あしたのために・・・その3 さよならだけが人生か?
 内モンゴル自治区にある、蒸気機関車最後の聖地ともいわれる舞台の滅びゆく光景を、映画という形で見事に記録した『ジャライノール』。神々しいまでに美しい自然をバックに、上司に隠れて車内で旨そうにビールを飲み交わしたりもするほど仲のよい老機関士と若い相棒との、かけがえのない友情と別れが、ゆったりと描かれる。高橋留美子の『めぞん一刻』が好きだと語る中国の新鋭・チャオ・イエ監督は、言葉では伝わらない大切な想いを、人と人との微妙な距離感や関係性の中に巧みに染みわたらせ、シンプルな物語ながらも、濃密な時間の流れる逸品に仕上げている。

あしたのために・・・その4 痛みを知る
 平凡で単調な日常の綻びに紛れ込んだ異物が、みるみるうちに取り返しのつかない暴力へと肥大する、まるで人生そのものを痛烈にカリカチュア化したかのような地獄絵図を、園子温監督が容赦なくスクリーンに描き出す『冷たい熱帯魚』。

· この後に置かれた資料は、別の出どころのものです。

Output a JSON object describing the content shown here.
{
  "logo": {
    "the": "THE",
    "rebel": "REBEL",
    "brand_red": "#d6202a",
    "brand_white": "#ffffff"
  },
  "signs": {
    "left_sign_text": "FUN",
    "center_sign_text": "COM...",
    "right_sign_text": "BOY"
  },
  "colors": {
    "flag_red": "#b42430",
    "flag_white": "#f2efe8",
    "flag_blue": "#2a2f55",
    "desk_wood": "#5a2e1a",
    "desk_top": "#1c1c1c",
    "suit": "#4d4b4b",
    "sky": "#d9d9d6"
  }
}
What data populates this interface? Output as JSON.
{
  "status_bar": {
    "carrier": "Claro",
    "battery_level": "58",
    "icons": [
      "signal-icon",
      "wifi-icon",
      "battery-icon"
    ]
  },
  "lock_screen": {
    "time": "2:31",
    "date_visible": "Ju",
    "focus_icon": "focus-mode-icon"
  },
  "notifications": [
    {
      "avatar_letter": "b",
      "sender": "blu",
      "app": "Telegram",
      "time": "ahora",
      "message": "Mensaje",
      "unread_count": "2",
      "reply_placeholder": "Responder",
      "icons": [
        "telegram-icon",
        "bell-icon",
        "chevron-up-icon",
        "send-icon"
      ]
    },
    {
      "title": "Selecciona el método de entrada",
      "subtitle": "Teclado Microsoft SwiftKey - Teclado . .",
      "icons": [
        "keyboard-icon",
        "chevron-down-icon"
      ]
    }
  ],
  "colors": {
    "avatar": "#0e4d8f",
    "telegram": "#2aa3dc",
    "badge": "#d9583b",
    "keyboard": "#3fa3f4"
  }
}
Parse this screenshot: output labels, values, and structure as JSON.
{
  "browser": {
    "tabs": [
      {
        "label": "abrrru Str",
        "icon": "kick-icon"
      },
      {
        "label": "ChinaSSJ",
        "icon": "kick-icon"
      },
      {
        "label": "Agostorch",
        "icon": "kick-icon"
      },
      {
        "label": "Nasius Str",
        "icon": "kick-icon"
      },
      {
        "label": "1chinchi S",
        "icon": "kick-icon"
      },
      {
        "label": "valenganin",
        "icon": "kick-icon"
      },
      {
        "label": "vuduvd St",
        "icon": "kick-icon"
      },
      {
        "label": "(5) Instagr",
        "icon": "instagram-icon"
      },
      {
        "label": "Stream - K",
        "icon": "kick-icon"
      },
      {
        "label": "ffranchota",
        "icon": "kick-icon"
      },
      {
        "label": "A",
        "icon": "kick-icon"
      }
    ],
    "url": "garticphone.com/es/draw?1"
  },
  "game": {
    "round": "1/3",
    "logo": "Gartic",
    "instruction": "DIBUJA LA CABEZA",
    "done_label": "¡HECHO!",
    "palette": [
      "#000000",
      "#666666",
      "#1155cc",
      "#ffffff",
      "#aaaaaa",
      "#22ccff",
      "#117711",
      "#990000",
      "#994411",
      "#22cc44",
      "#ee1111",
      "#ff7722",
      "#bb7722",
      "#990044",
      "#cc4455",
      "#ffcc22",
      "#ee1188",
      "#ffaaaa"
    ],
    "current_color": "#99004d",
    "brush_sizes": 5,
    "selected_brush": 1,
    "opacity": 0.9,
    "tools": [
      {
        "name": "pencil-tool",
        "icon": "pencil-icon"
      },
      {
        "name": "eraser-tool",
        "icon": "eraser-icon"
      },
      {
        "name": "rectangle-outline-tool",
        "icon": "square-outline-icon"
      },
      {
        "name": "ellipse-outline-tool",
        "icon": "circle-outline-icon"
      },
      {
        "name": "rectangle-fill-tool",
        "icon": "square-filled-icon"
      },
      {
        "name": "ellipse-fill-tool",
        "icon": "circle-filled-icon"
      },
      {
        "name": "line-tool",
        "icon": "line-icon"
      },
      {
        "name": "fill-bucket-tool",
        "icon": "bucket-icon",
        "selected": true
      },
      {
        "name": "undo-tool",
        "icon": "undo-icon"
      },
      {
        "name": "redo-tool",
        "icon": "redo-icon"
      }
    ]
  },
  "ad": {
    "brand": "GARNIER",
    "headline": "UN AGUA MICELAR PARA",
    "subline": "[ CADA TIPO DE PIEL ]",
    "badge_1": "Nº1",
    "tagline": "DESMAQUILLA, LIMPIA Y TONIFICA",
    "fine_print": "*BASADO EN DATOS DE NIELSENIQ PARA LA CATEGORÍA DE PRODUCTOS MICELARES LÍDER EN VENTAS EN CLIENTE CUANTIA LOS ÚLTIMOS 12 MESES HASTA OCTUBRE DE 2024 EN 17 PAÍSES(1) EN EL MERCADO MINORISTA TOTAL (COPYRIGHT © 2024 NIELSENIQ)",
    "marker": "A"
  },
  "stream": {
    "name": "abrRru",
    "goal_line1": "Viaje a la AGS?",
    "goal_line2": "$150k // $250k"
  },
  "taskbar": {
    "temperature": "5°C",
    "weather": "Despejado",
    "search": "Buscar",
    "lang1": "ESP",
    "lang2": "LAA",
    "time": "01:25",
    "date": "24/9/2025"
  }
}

生の壮絶な照り返しとしての死に、ある種の崇高さを見出す園監督独特の美学が炸裂し、痛覚がマヒするほどに噴出する血みどろの笑いには、不健全なカタルシスさえ覚える。名バイプレイヤー・でんでんが普段の調子で飄々と怪演する、一見人あたりのいい殺人鬼と、不運な凡人役が妙にハマった吹越満の死んだ魚のような眼は、転落への第一歩はささやかな幸せのすぐ先にあること、その重みは失って初めて気づくということを、残酷なまでに思い知らせるのである。